PHOEBE BRIDGERS
Punisher (Dead Oceans/Inertia)
On Punisher, an album whose title strikes with clarity (even if you don’t know it refers to awkward super fans) the songs work the edges of uncertainty. They appear to be hovering between sleep and consciousness, between fog and clear sky, between being grasped and slipping away.
Within them, Phoebe Bridgers’ stories move in and out of relationships, ask questions about trust and belief, reveal hurt and change. Solid stuff, tangible, not hiding from the subject or her place within them. This is not where the blurring occurs.
These songs are elegant songs on the corner of rock and pop, on the line between The National and Elliott Smith, and the appeal is evident, abundant even. But the stories come in packages, and eventually in an album, which create the impression of lines dissolving - between instruments, between voices, between tracks, and eventually between us.
The flurry of drums in Chinese Satellite feels muffled but nonetheless insistent, though you can’t explain what the imperative is. The guitar peeks its head above the parapet and slips through, but as you think that’s the path, it reverses course. Bridgers looks at the sky and sees something, wants to believe, but doubts herself; makes a declaration of fealty and need, but cedes ground to the inevitable; reclaims her space but doesn’t expect to hold it. “Sometimes when I can’t sleep, it’s just a matter of time before I’m hearing things.
In Halloween, her voice hovers over what may be strings and guitar, or maybe even horns, giving you the impression that it is always just about to fade away. It doesn’t, but every time I play it I have that sensation of not being sure if it won’t really happen eventually. The instruments rise in prominence and fall back, the vocal is doubled and then added to (in this case a male voice), but never does the balance tip another way. It’s there, it’s graspable, but not holdable.
In the seemingly straightforward, almost folk-pop Garden Song, which feels like a blend of Joan As Policewoman’s tenderness and Bon Iver’s vulnerability, the initial clarity of childhood blending into adult understanding, acquires a patina of dream-state that puts everything into question.
And even the punchy, brass-enhanced Kyoto feels like it is running through lowering light, fog encroaching on its brightness, so that when the elegant title track arrives it seems right that it rises in exactly that fog.

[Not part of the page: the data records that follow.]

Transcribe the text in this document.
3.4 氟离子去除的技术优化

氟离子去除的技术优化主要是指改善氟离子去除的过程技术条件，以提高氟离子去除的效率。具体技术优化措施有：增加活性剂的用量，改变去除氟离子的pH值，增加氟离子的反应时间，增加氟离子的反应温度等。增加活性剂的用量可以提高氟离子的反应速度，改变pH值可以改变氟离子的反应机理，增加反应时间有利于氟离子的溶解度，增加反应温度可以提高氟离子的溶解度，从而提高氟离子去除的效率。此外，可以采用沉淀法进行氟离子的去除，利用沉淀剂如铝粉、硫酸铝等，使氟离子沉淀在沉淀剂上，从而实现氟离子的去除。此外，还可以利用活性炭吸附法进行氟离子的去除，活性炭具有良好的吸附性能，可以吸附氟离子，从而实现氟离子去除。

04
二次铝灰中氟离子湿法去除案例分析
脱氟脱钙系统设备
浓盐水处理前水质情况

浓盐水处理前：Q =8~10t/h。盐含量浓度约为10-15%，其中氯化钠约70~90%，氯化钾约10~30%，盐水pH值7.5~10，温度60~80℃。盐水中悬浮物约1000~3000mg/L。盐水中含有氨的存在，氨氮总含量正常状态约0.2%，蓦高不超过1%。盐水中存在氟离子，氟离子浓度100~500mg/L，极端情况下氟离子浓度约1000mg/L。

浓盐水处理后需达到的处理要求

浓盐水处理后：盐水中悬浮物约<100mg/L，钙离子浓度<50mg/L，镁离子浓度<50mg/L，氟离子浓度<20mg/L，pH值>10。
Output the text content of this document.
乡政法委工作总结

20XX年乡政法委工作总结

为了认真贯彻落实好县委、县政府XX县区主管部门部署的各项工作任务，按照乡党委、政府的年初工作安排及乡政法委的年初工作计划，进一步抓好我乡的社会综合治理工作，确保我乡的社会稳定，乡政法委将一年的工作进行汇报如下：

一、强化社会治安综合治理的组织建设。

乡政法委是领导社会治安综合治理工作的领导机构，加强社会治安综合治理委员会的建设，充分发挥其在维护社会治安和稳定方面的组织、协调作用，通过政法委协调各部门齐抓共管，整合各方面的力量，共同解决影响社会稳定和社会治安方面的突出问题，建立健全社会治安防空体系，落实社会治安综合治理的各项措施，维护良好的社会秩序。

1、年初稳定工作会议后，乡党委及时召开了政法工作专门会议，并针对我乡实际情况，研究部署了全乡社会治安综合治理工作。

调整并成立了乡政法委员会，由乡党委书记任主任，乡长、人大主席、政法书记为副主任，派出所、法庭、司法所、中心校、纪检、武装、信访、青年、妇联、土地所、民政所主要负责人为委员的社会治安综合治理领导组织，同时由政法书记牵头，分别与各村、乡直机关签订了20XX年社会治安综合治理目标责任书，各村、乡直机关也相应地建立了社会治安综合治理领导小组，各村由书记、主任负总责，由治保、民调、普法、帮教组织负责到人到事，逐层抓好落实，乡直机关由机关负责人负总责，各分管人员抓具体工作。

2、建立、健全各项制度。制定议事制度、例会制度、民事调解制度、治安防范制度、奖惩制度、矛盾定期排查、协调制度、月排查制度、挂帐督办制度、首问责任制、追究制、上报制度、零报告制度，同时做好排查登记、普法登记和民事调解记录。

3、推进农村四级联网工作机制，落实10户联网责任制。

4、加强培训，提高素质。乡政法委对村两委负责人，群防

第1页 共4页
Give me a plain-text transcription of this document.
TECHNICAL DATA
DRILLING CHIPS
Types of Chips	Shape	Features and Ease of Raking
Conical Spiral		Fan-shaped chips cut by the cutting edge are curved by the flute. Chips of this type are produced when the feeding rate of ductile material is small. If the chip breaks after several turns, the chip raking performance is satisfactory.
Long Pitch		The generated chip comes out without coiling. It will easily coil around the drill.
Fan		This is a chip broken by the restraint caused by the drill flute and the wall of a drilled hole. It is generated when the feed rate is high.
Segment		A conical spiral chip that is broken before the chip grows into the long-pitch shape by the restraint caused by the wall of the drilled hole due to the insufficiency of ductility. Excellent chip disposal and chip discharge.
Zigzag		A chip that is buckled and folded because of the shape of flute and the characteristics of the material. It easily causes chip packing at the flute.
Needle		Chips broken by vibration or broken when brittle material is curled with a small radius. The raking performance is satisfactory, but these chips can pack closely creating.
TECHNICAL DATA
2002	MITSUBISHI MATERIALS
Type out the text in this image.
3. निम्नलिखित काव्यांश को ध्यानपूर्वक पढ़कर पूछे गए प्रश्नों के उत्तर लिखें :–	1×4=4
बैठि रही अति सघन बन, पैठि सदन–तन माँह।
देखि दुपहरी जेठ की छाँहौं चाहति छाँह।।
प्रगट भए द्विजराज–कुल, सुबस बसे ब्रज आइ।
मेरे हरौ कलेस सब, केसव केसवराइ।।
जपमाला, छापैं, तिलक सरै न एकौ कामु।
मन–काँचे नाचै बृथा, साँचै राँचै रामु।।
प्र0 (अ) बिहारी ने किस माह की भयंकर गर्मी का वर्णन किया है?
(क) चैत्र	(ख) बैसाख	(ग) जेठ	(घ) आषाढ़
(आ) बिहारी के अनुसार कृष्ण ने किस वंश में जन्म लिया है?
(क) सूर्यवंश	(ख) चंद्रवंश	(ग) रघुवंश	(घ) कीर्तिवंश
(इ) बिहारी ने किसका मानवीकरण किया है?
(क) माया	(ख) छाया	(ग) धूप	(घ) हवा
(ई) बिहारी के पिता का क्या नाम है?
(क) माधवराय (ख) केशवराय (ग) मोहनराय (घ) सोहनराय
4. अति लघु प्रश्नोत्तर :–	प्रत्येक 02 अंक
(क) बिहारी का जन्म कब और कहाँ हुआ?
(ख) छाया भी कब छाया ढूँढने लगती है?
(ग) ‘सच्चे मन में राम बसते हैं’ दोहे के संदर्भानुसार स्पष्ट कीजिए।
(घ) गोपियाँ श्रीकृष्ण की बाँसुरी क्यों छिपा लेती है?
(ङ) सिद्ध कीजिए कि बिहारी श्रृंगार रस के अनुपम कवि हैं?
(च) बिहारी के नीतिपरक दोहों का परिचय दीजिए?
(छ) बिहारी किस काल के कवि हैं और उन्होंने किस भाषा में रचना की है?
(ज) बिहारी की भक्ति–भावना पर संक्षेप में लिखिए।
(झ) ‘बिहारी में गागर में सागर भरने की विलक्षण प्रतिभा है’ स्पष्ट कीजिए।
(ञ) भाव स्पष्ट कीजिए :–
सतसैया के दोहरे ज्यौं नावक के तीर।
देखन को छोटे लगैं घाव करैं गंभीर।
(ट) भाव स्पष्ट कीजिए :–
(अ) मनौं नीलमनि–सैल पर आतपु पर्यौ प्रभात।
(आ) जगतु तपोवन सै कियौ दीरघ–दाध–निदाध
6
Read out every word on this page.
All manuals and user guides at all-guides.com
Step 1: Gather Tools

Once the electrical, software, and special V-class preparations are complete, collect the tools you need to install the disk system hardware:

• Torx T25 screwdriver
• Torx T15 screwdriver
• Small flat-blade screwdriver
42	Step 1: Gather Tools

The balancing act between clarity and opacity is never resolved. In the album’s penultimate song, Graceland Too, a banjo and accordion play sharply against the diffused lines of her voice, the mountain melody and harmonies pretty in overlay, but what may be a harmonium rising and falling in hushed breaths. Then I Know The End brings a mystifying clash of images and knowledge, a rising tide of sound and voices, a climax of brass and shouted refrain, a cry of anguish and twisting trumpet, that dissolves into … what exactly? I don’t know if it is triumph or despair, a swirling conundrum or a release.
But maybe the end of the album is not the place to seek answers when you can’t be sure that you’ve got a handle on the questions asked along the way. The journey though, well that’s been mesmerising often enough.